As you can see in the illustration below, there is no duplication, as no data is moved from the original data source into Power BI. Power BI stores metadata only and retrieves the necessary data directly from the source at the query time. This means that data resides in its original data source before, during, and after the query execution.

There is no latency, either. Since Power BI retrieves the data at the query time, whatever data is available at the source at the query time, will also be available in the Power BI report.

DirectQuery workflow

As you may notice in the same illustration, all DAX queries generated by Power BI are simply translated on the fly into the SQL code and executed directly on the source database.

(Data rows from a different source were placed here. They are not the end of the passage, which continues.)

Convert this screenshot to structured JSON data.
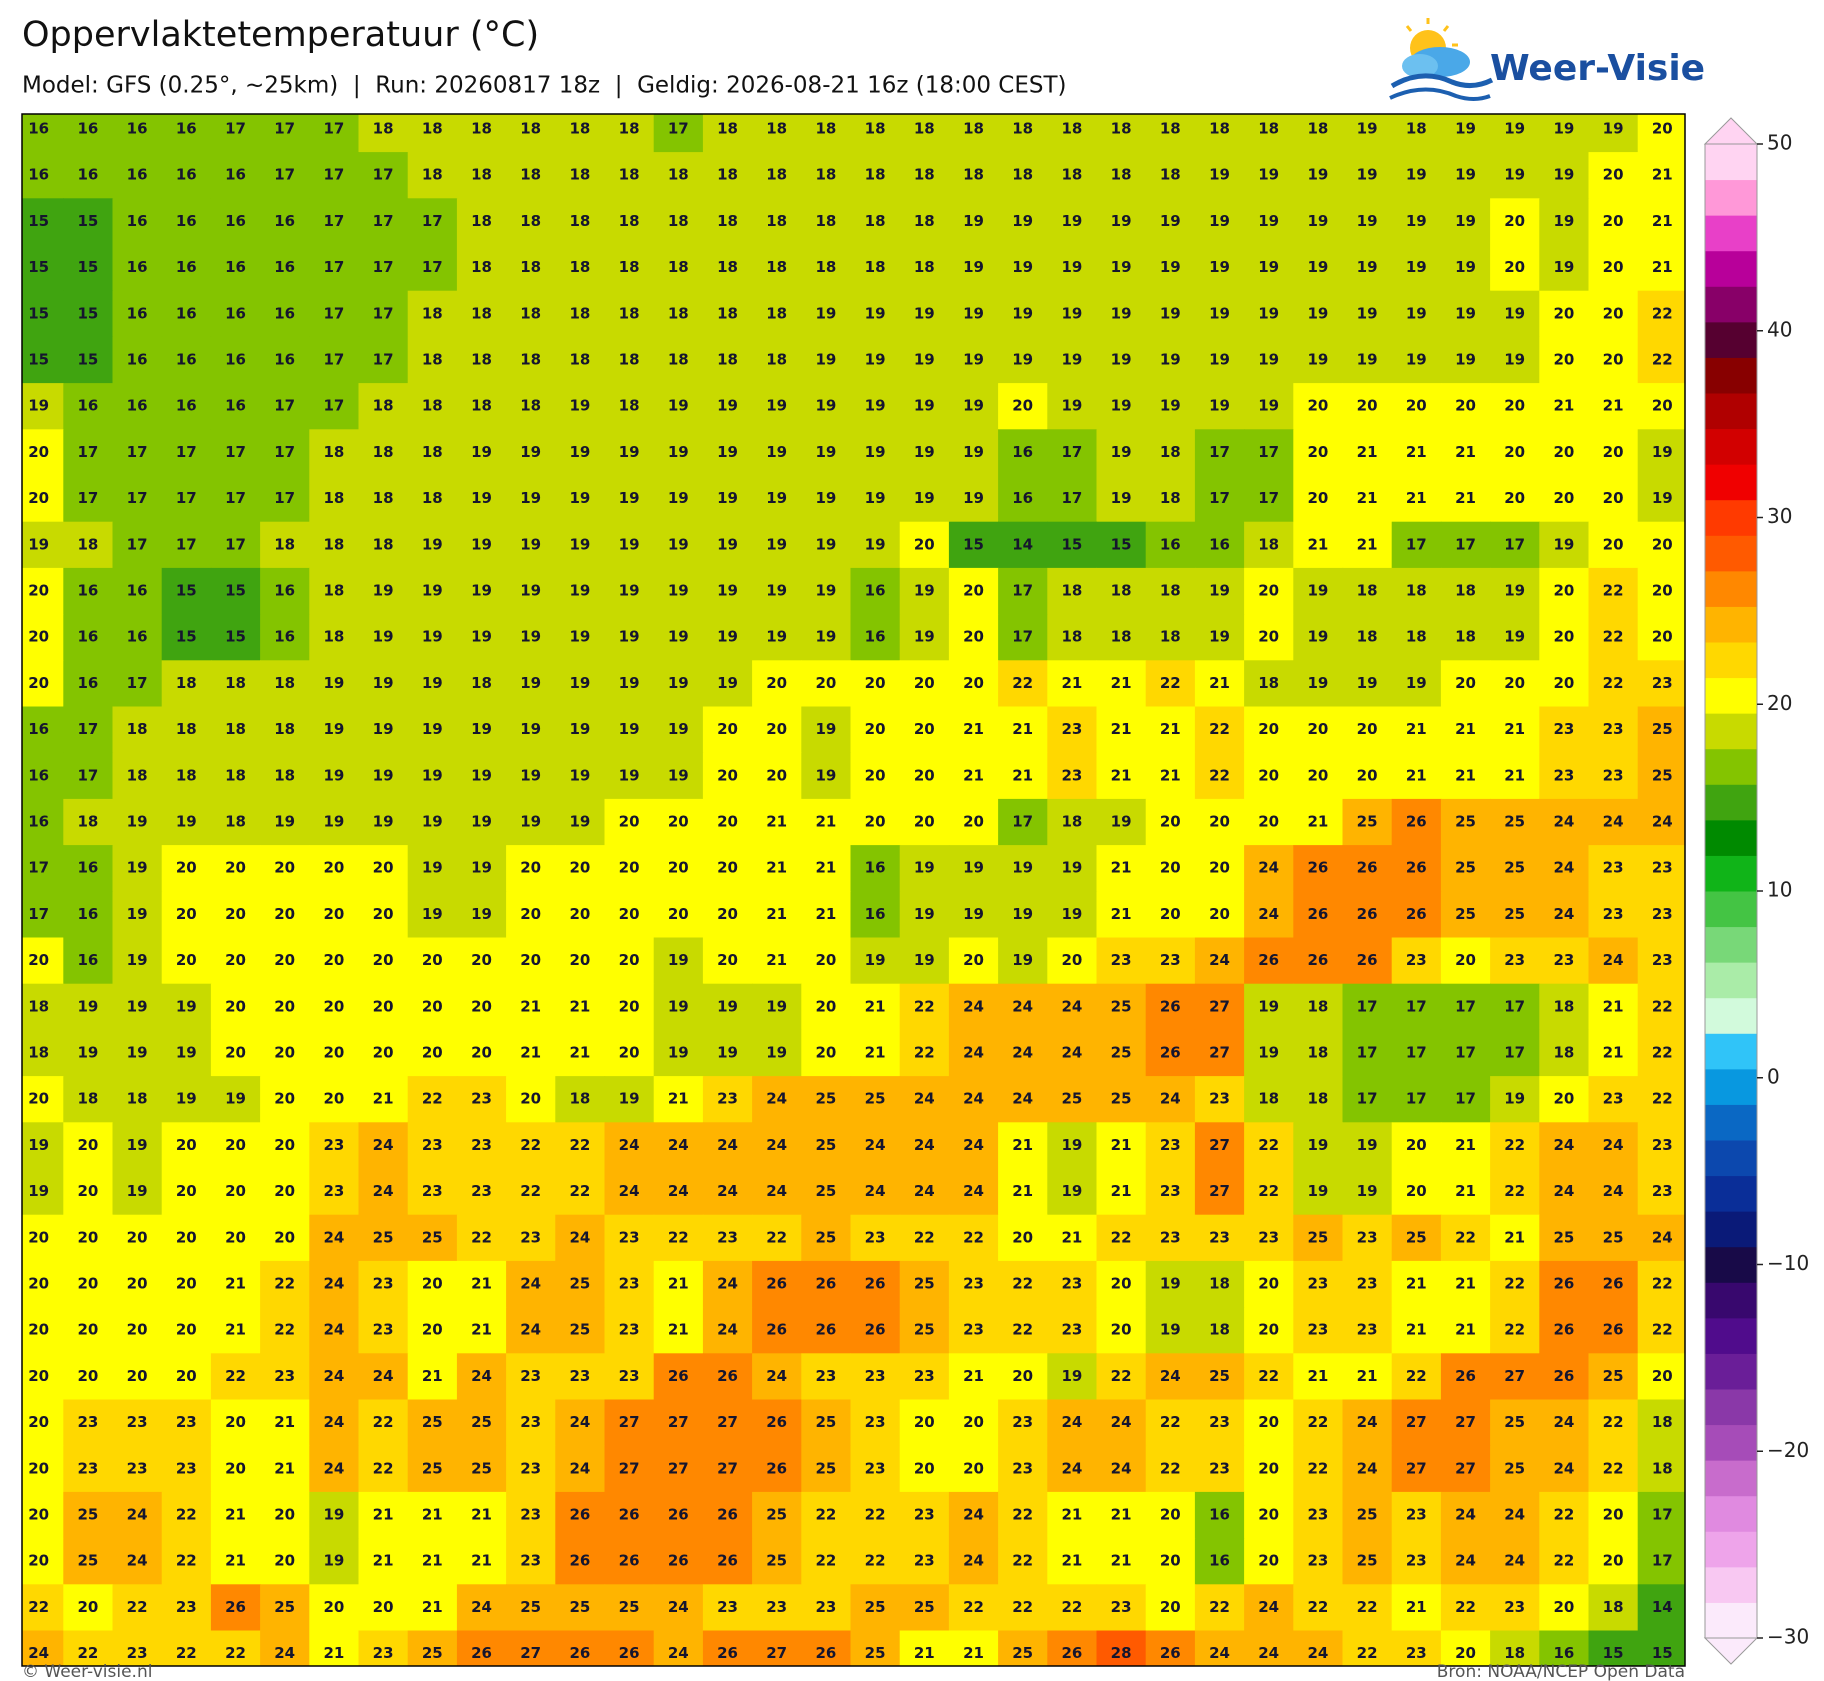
{
  "header": {
    "title": "Oppervlaktetemperatuur (°C)",
    "subtitle": "Model: GFS (0.25°, ~25km)  |  Run: 20260817 18z  |  Geldig: 2026-08-21 16z (18:00 CEST)",
    "logo": "Weer-Visie"
  },
  "grid": {
    "rows": [
      [
        16,
        16,
        16,
        16,
        17,
        17,
        17,
        18,
        18,
        18,
        18,
        18,
        18,
        17,
        18,
        18,
        18,
        18,
        18,
        18,
        18,
        18,
        18,
        18,
        18,
        18,
        18,
        19,
        18,
        19,
        19,
        19,
        19,
        20
      ],
      [
        16,
        16,
        16,
        16,
        16,
        17,
        17,
        17,
        18,
        18,
        18,
        18,
        18,
        18,
        18,
        18,
        18,
        18,
        18,
        18,
        18,
        18,
        18,
        18,
        19,
        19,
        19,
        19,
        19,
        19,
        19,
        19,
        20,
        21
      ],
      [
        15,
        15,
        16,
        16,
        16,
        16,
        17,
        17,
        17,
        18,
        18,
        18,
        18,
        18,
        18,
        18,
        18,
        18,
        18,
        19,
        19,
        19,
        19,
        19,
        19,
        19,
        19,
        19,
        19,
        19,
        20,
        19,
        20,
        21
      ],
      [
        15,
        15,
        16,
        16,
        16,
        16,
        17,
        17,
        17,
        18,
        18,
        18,
        18,
        18,
        18,
        18,
        18,
        18,
        18,
        19,
        19,
        19,
        19,
        19,
        19,
        19,
        19,
        19,
        19,
        19,
        20,
        19,
        20,
        21
      ],
      [
        15,
        15,
        16,
        16,
        16,
        16,
        17,
        17,
        18,
        18,
        18,
        18,
        18,
        18,
        18,
        18,
        19,
        19,
        19,
        19,
        19,
        19,
        19,
        19,
        19,
        19,
        19,
        19,
        19,
        19,
        19,
        20,
        20,
        22
      ],
      [
        15,
        15,
        16,
        16,
        16,
        16,
        17,
        17,
        18,
        18,
        18,
        18,
        18,
        18,
        18,
        18,
        19,
        19,
        19,
        19,
        19,
        19,
        19,
        19,
        19,
        19,
        19,
        19,
        19,
        19,
        19,
        20,
        20,
        22
      ],
      [
        19,
        16,
        16,
        16,
        16,
        17,
        17,
        18,
        18,
        18,
        18,
        19,
        18,
        19,
        19,
        19,
        19,
        19,
        19,
        19,
        20,
        19,
        19,
        19,
        19,
        19,
        20,
        20,
        20,
        20,
        20,
        21,
        21,
        20
      ],
      [
        20,
        17,
        17,
        17,
        17,
        17,
        18,
        18,
        18,
        19,
        19,
        19,
        19,
        19,
        19,
        19,
        19,
        19,
        19,
        19,
        16,
        17,
        19,
        18,
        17,
        17,
        20,
        21,
        21,
        21,
        20,
        20,
        20,
        19
      ],
      [
        20,
        17,
        17,
        17,
        17,
        17,
        18,
        18,
        18,
        19,
        19,
        19,
        19,
        19,
        19,
        19,
        19,
        19,
        19,
        19,
        16,
        17,
        19,
        18,
        17,
        17,
        20,
        21,
        21,
        21,
        20,
        20,
        20,
        19
      ],
      [
        19,
        18,
        17,
        17,
        17,
        18,
        18,
        18,
        19,
        19,
        19,
        19,
        19,
        19,
        19,
        19,
        19,
        19,
        20,
        15,
        14,
        15,
        15,
        16,
        16,
        18,
        21,
        21,
        17,
        17,
        17,
        19,
        20,
        20
      ],
      [
        20,
        16,
        16,
        15,
        15,
        16,
        18,
        19,
        19,
        19,
        19,
        19,
        19,
        19,
        19,
        19,
        19,
        16,
        19,
        20,
        17,
        18,
        18,
        18,
        19,
        20,
        19,
        18,
        18,
        18,
        19,
        20,
        22,
        20
      ],
      [
        20,
        16,
        16,
        15,
        15,
        16,
        18,
        19,
        19,
        19,
        19,
        19,
        19,
        19,
        19,
        19,
        19,
        16,
        19,
        20,
        17,
        18,
        18,
        18,
        19,
        20,
        19,
        18,
        18,
        18,
        19,
        20,
        22,
        20
      ],
      [
        20,
        16,
        17,
        18,
        18,
        18,
        19,
        19,
        19,
        18,
        19,
        19,
        19,
        19,
        19,
        20,
        20,
        20,
        20,
        20,
        22,
        21,
        21,
        22,
        21,
        18,
        19,
        19,
        19,
        20,
        20,
        20,
        22,
        23
      ],
      [
        16,
        17,
        18,
        18,
        18,
        18,
        19,
        19,
        19,
        19,
        19,
        19,
        19,
        19,
        20,
        20,
        19,
        20,
        20,
        21,
        21,
        23,
        21,
        21,
        22,
        20,
        20,
        20,
        21,
        21,
        21,
        23,
        23,
        25
      ],
      [
        16,
        17,
        18,
        18,
        18,
        18,
        19,
        19,
        19,
        19,
        19,
        19,
        19,
        19,
        20,
        20,
        19,
        20,
        20,
        21,
        21,
        23,
        21,
        21,
        22,
        20,
        20,
        20,
        21,
        21,
        21,
        23,
        23,
        25
      ],
      [
        16,
        18,
        19,
        19,
        18,
        19,
        19,
        19,
        19,
        19,
        19,
        19,
        20,
        20,
        20,
        21,
        21,
        20,
        20,
        20,
        17,
        18,
        19,
        20,
        20,
        20,
        21,
        25,
        26,
        25,
        25,
        24,
        24,
        24
      ],
      [
        17,
        16,
        19,
        20,
        20,
        20,
        20,
        20,
        19,
        19,
        20,
        20,
        20,
        20,
        20,
        21,
        21,
        16,
        19,
        19,
        19,
        19,
        21,
        20,
        20,
        24,
        26,
        26,
        26,
        25,
        25,
        24,
        23,
        23
      ],
      [
        17,
        16,
        19,
        20,
        20,
        20,
        20,
        20,
        19,
        19,
        20,
        20,
        20,
        20,
        20,
        21,
        21,
        16,
        19,
        19,
        19,
        19,
        21,
        20,
        20,
        24,
        26,
        26,
        26,
        25,
        25,
        24,
        23,
        23
      ],
      [
        20,
        16,
        19,
        20,
        20,
        20,
        20,
        20,
        20,
        20,
        20,
        20,
        20,
        19,
        20,
        21,
        20,
        19,
        19,
        20,
        19,
        20,
        23,
        23,
        24,
        26,
        26,
        26,
        23,
        20,
        23,
        23,
        24,
        23
      ],
      [
        18,
        19,
        19,
        19,
        20,
        20,
        20,
        20,
        20,
        20,
        21,
        21,
        20,
        19,
        19,
        19,
        20,
        21,
        22,
        24,
        24,
        24,
        25,
        26,
        27,
        19,
        18,
        17,
        17,
        17,
        17,
        18,
        21,
        22
      ],
      [
        18,
        19,
        19,
        19,
        20,
        20,
        20,
        20,
        20,
        20,
        21,
        21,
        20,
        19,
        19,
        19,
        20,
        21,
        22,
        24,
        24,
        24,
        25,
        26,
        27,
        19,
        18,
        17,
        17,
        17,
        17,
        18,
        21,
        22
      ],
      [
        20,
        18,
        18,
        19,
        19,
        20,
        20,
        21,
        22,
        23,
        20,
        18,
        19,
        21,
        23,
        24,
        25,
        25,
        24,
        24,
        24,
        25,
        25,
        24,
        23,
        18,
        18,
        17,
        17,
        17,
        19,
        20,
        23,
        22
      ],
      [
        19,
        20,
        19,
        20,
        20,
        20,
        23,
        24,
        23,
        23,
        22,
        22,
        24,
        24,
        24,
        24,
        25,
        24,
        24,
        24,
        21,
        19,
        21,
        23,
        27,
        22,
        19,
        19,
        20,
        21,
        22,
        24,
        24,
        23
      ],
      [
        19,
        20,
        19,
        20,
        20,
        20,
        23,
        24,
        23,
        23,
        22,
        22,
        24,
        24,
        24,
        24,
        25,
        24,
        24,
        24,
        21,
        19,
        21,
        23,
        27,
        22,
        19,
        19,
        20,
        21,
        22,
        24,
        24,
        23
      ],
      [
        20,
        20,
        20,
        20,
        20,
        20,
        24,
        25,
        25,
        22,
        23,
        24,
        23,
        22,
        23,
        22,
        25,
        23,
        22,
        22,
        20,
        21,
        22,
        23,
        23,
        23,
        25,
        23,
        25,
        22,
        21,
        25,
        25,
        24
      ],
      [
        20,
        20,
        20,
        20,
        21,
        22,
        24,
        23,
        20,
        21,
        24,
        25,
        23,
        21,
        24,
        26,
        26,
        26,
        25,
        23,
        22,
        23,
        20,
        19,
        18,
        20,
        23,
        23,
        21,
        21,
        22,
        26,
        26,
        22
      ],
      [
        20,
        20,
        20,
        20,
        21,
        22,
        24,
        23,
        20,
        21,
        24,
        25,
        23,
        21,
        24,
        26,
        26,
        26,
        25,
        23,
        22,
        23,
        20,
        19,
        18,
        20,
        23,
        23,
        21,
        21,
        22,
        26,
        26,
        22
      ],
      [
        20,
        20,
        20,
        20,
        22,
        23,
        24,
        24,
        21,
        24,
        23,
        23,
        23,
        26,
        26,
        24,
        23,
        23,
        23,
        21,
        20,
        19,
        22,
        24,
        25,
        22,
        21,
        21,
        22,
        26,
        27,
        26,
        25,
        20
      ],
      [
        20,
        23,
        23,
        23,
        20,
        21,
        24,
        22,
        25,
        25,
        23,
        24,
        27,
        27,
        27,
        26,
        25,
        23,
        20,
        20,
        23,
        24,
        24,
        22,
        23,
        20,
        22,
        24,
        27,
        27,
        25,
        24,
        22,
        18
      ],
      [
        20,
        23,
        23,
        23,
        20,
        21,
        24,
        22,
        25,
        25,
        23,
        24,
        27,
        27,
        27,
        26,
        25,
        23,
        20,
        20,
        23,
        24,
        24,
        22,
        23,
        20,
        22,
        24,
        27,
        27,
        25,
        24,
        22,
        18
      ],
      [
        20,
        25,
        24,
        22,
        21,
        20,
        19,
        21,
        21,
        21,
        23,
        26,
        26,
        26,
        26,
        25,
        22,
        22,
        23,
        24,
        22,
        21,
        21,
        20,
        16,
        20,
        23,
        25,
        23,
        24,
        24,
        22,
        20,
        17
      ],
      [
        20,
        25,
        24,
        22,
        21,
        20,
        19,
        21,
        21,
        21,
        23,
        26,
        26,
        26,
        26,
        25,
        22,
        22,
        23,
        24,
        22,
        21,
        21,
        20,
        16,
        20,
        23,
        25,
        23,
        24,
        24,
        22,
        20,
        17
      ],
      [
        22,
        20,
        22,
        23,
        26,
        25,
        20,
        20,
        21,
        24,
        25,
        25,
        25,
        24,
        23,
        23,
        23,
        25,
        25,
        22,
        22,
        22,
        23,
        20,
        22,
        24,
        22,
        22,
        21,
        22,
        23,
        20,
        18,
        14
      ],
      [
        24,
        22,
        23,
        22,
        22,
        24,
        21,
        23,
        25,
        26,
        27,
        26,
        26,
        24,
        26,
        27,
        26,
        25,
        21,
        21,
        25,
        26,
        28,
        26,
        24,
        24,
        24,
        22,
        23,
        20,
        18,
        16,
        15,
        15
      ]
    ]
  },
  "colorbar": {
    "lim": [
      -30,
      50
    ],
    "ticks": [
      50,
      40,
      30,
      20,
      10,
      0,
      {
        "value": -10,
        "label": "−10"
      },
      {
        "value": -20,
        "label": "−20"
      },
      {
        "value": -30,
        "label": "−30"
      }
    ],
    "colors": [
      "#fbeafb",
      "#f8c8f2",
      "#eea4ea",
      "#e08ae0",
      "#c86ccc",
      "#a64cb8",
      "#8a38a8",
      "#6a1e98",
      "#500c8c",
      "#38086e",
      "#180a48",
      "#0a1a78",
      "#0a2e98",
      "#0c48ae",
      "#0a68c4",
      "#0898e0",
      "#30c4f8",
      "#d2fadc",
      "#aaeca8",
      "#78d878",
      "#44c444",
      "#10b418",
      "#008a00",
      "#40a410",
      "#84c400",
      "#c8da00",
      "#ffff00",
      "#ffd800",
      "#ffb400",
      "#ff8800",
      "#ff5a00",
      "#ff3a00",
      "#f00000",
      "#d20000",
      "#b00000",
      "#880000",
      "#560030",
      "#880068",
      "#b8009a",
      "#e840c8",
      "#ff98d8",
      "#ffd4f2"
    ]
  },
  "footer": {
    "left": "© Weer-visie.nl",
    "right": "Bron: NOAA/NCEP Open Data"
  }
}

This is great, isn’t it?! No data duplication and no data latency, so why don’t we simply switch all our semantic models to DirectQuery? The answer is fairly simple: in most cases, the performance of DirectQuery semantic models is significantly worse than in Import mode. First of all, it highly depends on the data source performance capabilities, as well as network bandwidth and latency. Throw in the potential bottleneck of On-premises data gateway and we are talking about the performance degradation in the order of magnitude, which usually goes beyond multiple times slower report over the same data compared to the Import mode.

Hence, choosing between Import and DirectQuery mode is usually a trade-off between the performance and real-time reporting requirements:

Additionally, not all DAX functions are supported in the DirectQuery mode. Certain DAX functions can’t be “translated” to SQL language, thus preventing the usage of the DirectQuery storage mode.